Image: Sherry Arnold
Sidney Montana Police Department via AP
Sidney High School math teacher Sherry Arnold, 43, has been missing since Saturday.
msnbc.com staff and news service reports
updated 1/9/2012 2:54:04 PM ET 2012-01-09T19:54:04

Authorities expanded their search Monday for a high school teacher and mother of three who's missing from an oil boom town in northeast Montana, after recovering only a single running shoe since she failed to return from a run Saturday morning.

The search for algebra teacher Sherry Arnold, 43, focused on a 10-square-mile area north of the town of Sidney near the North Dakota border. That's in the general vicinity of the roadside ditch where Arnold's shoe was discovered Saturday along one of her running routes.

Her family confirmed the shoe was hers, said Assistant Police Chief Robert Burnison. No evidence has emerged indicating foul play and the case is being handled, for now, as a missing person report, he said.

Arnold left her home in Sidney for a run at about 6:30 a.m. Saturday. A witness reported seeing someone matching the missing woman's description that morning near where the shoe was found, Burnison said.

School superintendent Daniel Farr said Arnold is a devoted algebra teacher who has taught in the Sidney system for 18 years.

"She's one of those teachers that every parent wants in front of their child," said Farr. "She's there early in the mornings and she's there after school.

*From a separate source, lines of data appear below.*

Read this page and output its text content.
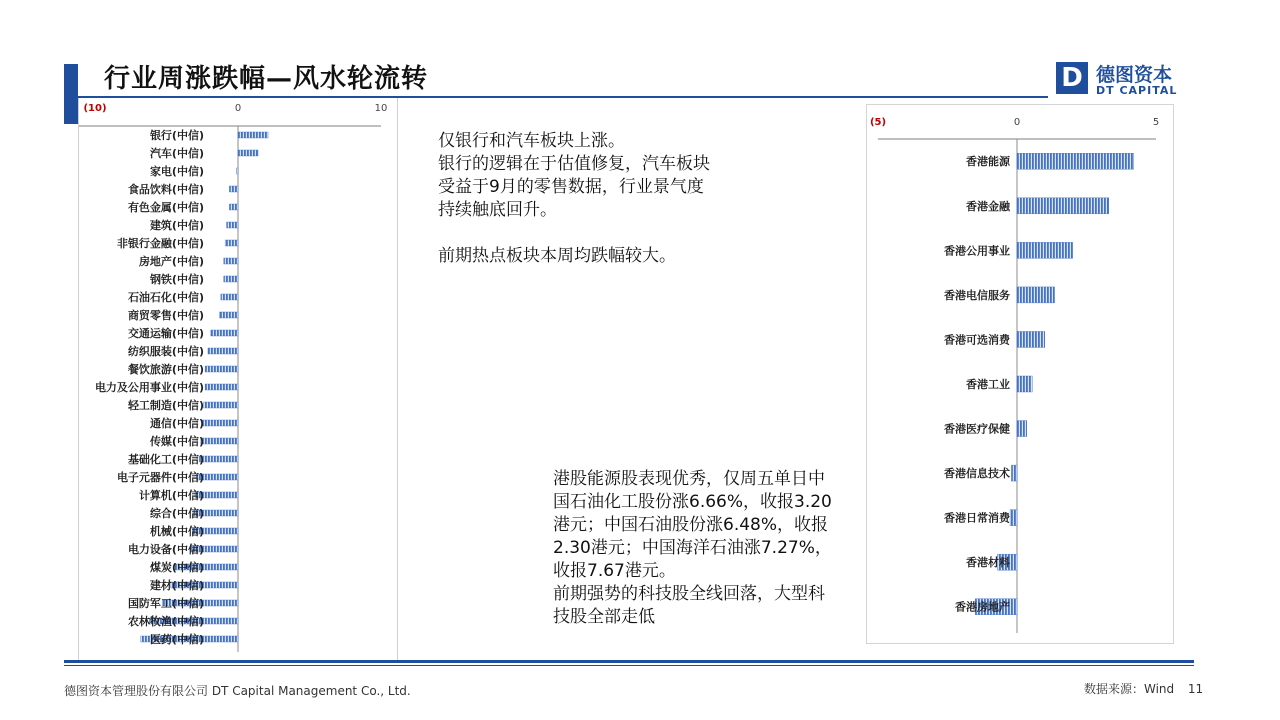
行业周涨跌幅—风水轮流转	D 德图资本
DT CAPITAL
(10)	0	10
银行(中信)
汽车(中信)
家电(中信)
食品饮料(中信)
有色金属(中信)
建筑(中信)
非银行金融(中信)
房地产(中信)
钢铁(中信)
石油石化(中信)
商贸零售(中信)
交通运输(中信)
纺织服装(中信)
餐饮旅游(中信)
电力及公用事业(中信)
轻工制造(中信)
通信(中信)
传媒(中信)
基础化工(中信)
电子元器件(中信)
计算机(中信)
综合(中信)
机械(中信)
电力设备(中信)
煤炭(中信)
建材(中信)
国防军工(中信)
农林牧渔(中信)
医药(中信)
(5)	0	5
香港能源
香港金融
香港公用事业
香港电信服务
香港可选消费
香港工业
香港医疗保健
香港信息技术
香港日常消费
香港材料
香港房地产

仅银行和汽车板块上涨。

银行的逻辑在于估值修复，汽车板块

受益于9月的零售数据，行业景气度

持续触底回升。

前期热点板块本周均跌幅较大。

港股能源股表现优秀，仅周五单日中

国石油化工股份涨6.66%，收报3.20

港元；中国石油股份涨6.48%，收报

2.30港元；中国海洋石油涨7.27%，

收报7.67港元。

前期强势的科技股全线回落，大型科

技股全部走低

德图资本管理股份有限公司 DT Capital Management Co., Ltd.	数据来源：Wind 11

She is just a generous and caring person."

Hundreds of people, most of them volunteers, turned out for the search over the weekend. Volunteers were told Sunday they would be contacted if more searchers were needed. But Burnison said about 50 showed up anyway Monday to help about 100 to 120 law enforcement officers, police and others involved in the effort.

Mayor Bret Smelser said the outpouring of volunteers showed Sidney has remained a tight-knit community despite the changes brought by a massive influx of oil field workers in recent years.

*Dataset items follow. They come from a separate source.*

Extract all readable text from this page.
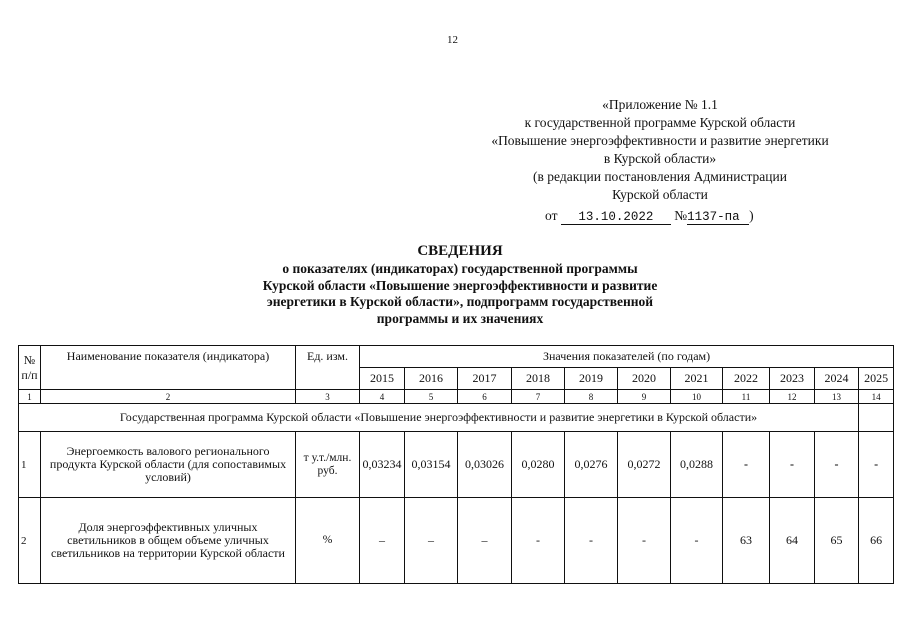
12
«Приложение № 1.1
к государственной программе Курской области
«Повышение энергоэффективности и развитие энергетики
в Курской области»
(в редакции постановления Администрации
Курской области
от 13.10.2022 №1137-па )
СВЕДЕНИЯ
о показателях (индикаторах) государственной программы
Курской области «Повышение энергоэффективности и развитие
энергетики в Курской области», подпрограмм государственной
программы и их значениях
№ п/п	Наименование показателя (индикатора)	Ед. изм.	Значения показателей (по годам)										
			2015	2016	2017	2018	2019	2020	2021	2022	2023	2024	2025
1	2	3	4	5	6	7	8	9	10	11	12	13	14
Государственная программа Курской области «Повышение энергоэффективности и развитие энергетики в Курской области»													
1	Энергоемкость валового регионального продукта Курской области (для сопоставимых условий)	т у.т./млн. руб.	0,03234	0,03154	0,03026	0,0280	0,0276	0,0272	0,0288	-	-	-	-
2	Доля энергоэффективных уличных светильников в общем объеме уличных светильников на территории Курской области	%	–	–	–	-	-	-	-	63	64	65	66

The boom in the nearby Bakken oil fields of eastern Montana and western North Dakota has swelled Sidney's population from about 5,000 people several years ago to more than 6,000 today, officials said.

Smelser said Arnold was "a daughter of the community" whose disappearance brought out the best in the town's residents.

"My big fear as mayor is that we'll lose our small town charm and personality with the second wave of oil, but this is the way Sidney has always been. It's an amazing community," he said.

"What we need right now is everybody's prayers," Smelser said, of Monday's search. "The window of opportunity is slipping on us."

Nearly 1,000 people turned out for Sunday's search, but authorities limited the number to a more manageable 300. In addition to law enforcement officers and National Guard troops, a helicopter, several airplanes and three dog teams also took part.

Burnison said Monday's efforts started with searchers on the ground. Aircraft and search dogs would be called on as needed, he said.

Bryan Prevost was one of the searchers, using his own plane to look from the air, but to no avail.

"It kind of makes you sick to your stomach that somebody was out jogging, minding their own business, and something or somebody or whoever had to do this to an innocent person," NBC affiliate KULR TV quoted him as saying. "It's just not right. And a small town like this, it just (doesn't) happen. And so everybody's really pulling together, and they're trying to make the best of a bad situation."

The Associated Press contributed to this report.